A novel development of algorithms for lens-less miniature camera is for revolutionising the areas of Augmented Reality (AR)/ Virtual Reality (VR), security, robotics and smart wearables. The researchers at the Indian Institute of Technology (IIT) Madras and Rice University, U.S. developed the algorithms.
Unlike the conventional cameras, the lens-less ones have numerous vision applications. The lens-less cameras normally gave blurred images, as they did not capture a sharp photograph of the scene. The algorithms developed now by the IIT,, Madras and Rice university helps in producing photo-realistic images from the blurred lensless capture.

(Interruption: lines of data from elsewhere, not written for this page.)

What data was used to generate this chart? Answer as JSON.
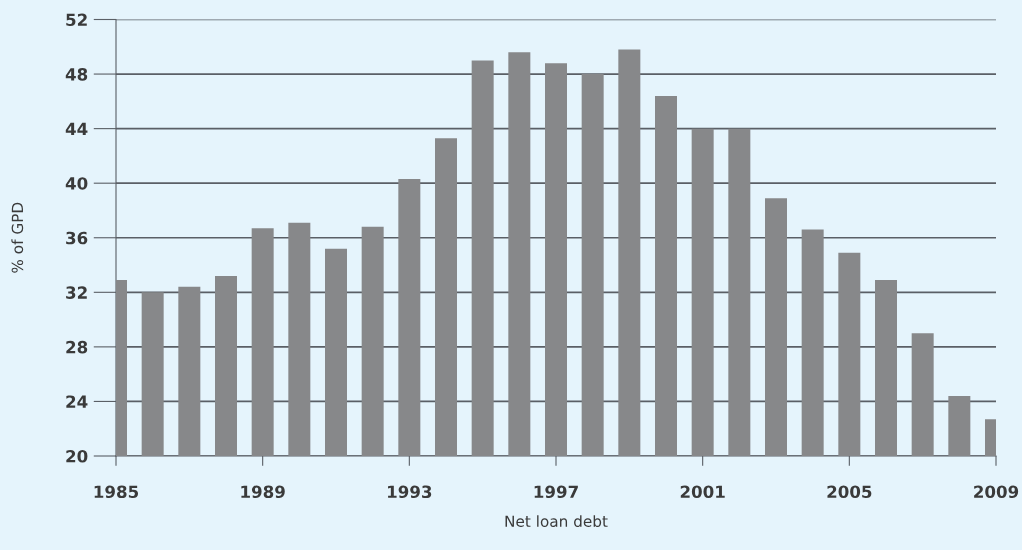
{
  "chart_data": {
    "type": "bar",
    "xlabel": "Net loan debt",
    "ylabel": "% of GPD",
    "x": [
      1985,
      1986,
      1987,
      1988,
      1989,
      1990,
      1991,
      1992,
      1993,
      1994,
      1995,
      1996,
      1997,
      1998,
      1999,
      2000,
      2001,
      2002,
      2003,
      2004,
      2005,
      2006,
      2007,
      2008,
      2009
    ],
    "values": [
      32.9,
      32.0,
      32.4,
      33.2,
      36.7,
      37.1,
      35.2,
      36.8,
      40.3,
      43.3,
      49.0,
      49.6,
      48.8,
      48.0,
      49.8,
      46.4,
      44.0,
      44.0,
      38.9,
      36.6,
      34.9,
      32.9,
      29.0,
      24.4,
      22.7
    ],
    "color": "#87888a",
    "xlim": [
      1985,
      2009
    ],
    "xticks": [
      1985,
      1989,
      1993,
      1997,
      2001,
      2005,
      2009
    ],
    "ylim": [
      20,
      52
    ],
    "yticks": [
      20,
      24,
      28,
      32,
      36,
      40,
      44,
      48,
      52
    ],
    "grid": "y"
  }
}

Assistant professor at the Department of Electrical Engineering, IIT Kaushik Mitra and Ashok Veeraraghavan of Rice University led the researchers. Ashok Veeraraghavan in 2016 developed a lensless camera where a thin optical mask was placed just in front of the sensor at a distance of approximately 1 mm. However, the camera captured only blurred images.
Mitra stated that the existing algorithms were not helpful in getting good images from the blurred ones. They also gave low resolution and noisy mages. The professor said that they used Deep Learning to develop a reconstruction algorithm called ‘FlatNet’ for lensless cameras. This gave an improved result, he said and added that Flatnet was tested on various real and challenging scenarios. All the results that the researchers derived at showed that this gave better results in getting fine tuned images in lens-less cameras.
Lens-less imaging is a new technology and had great potential in solving imaging/vision problems. The findings were presented as a paper in the IEEE International Conference on Computer Vision and an extended version appeared in IEEE Transactions on Pattern Analysis and Machine Intelligence.
The National Science Foundation (NSF), Career and NSF Expedition, National Institutes of Health (NIH) Grant, US, Qualcomm Innovation Fellowship India 2020 are among the institutions that funded the project.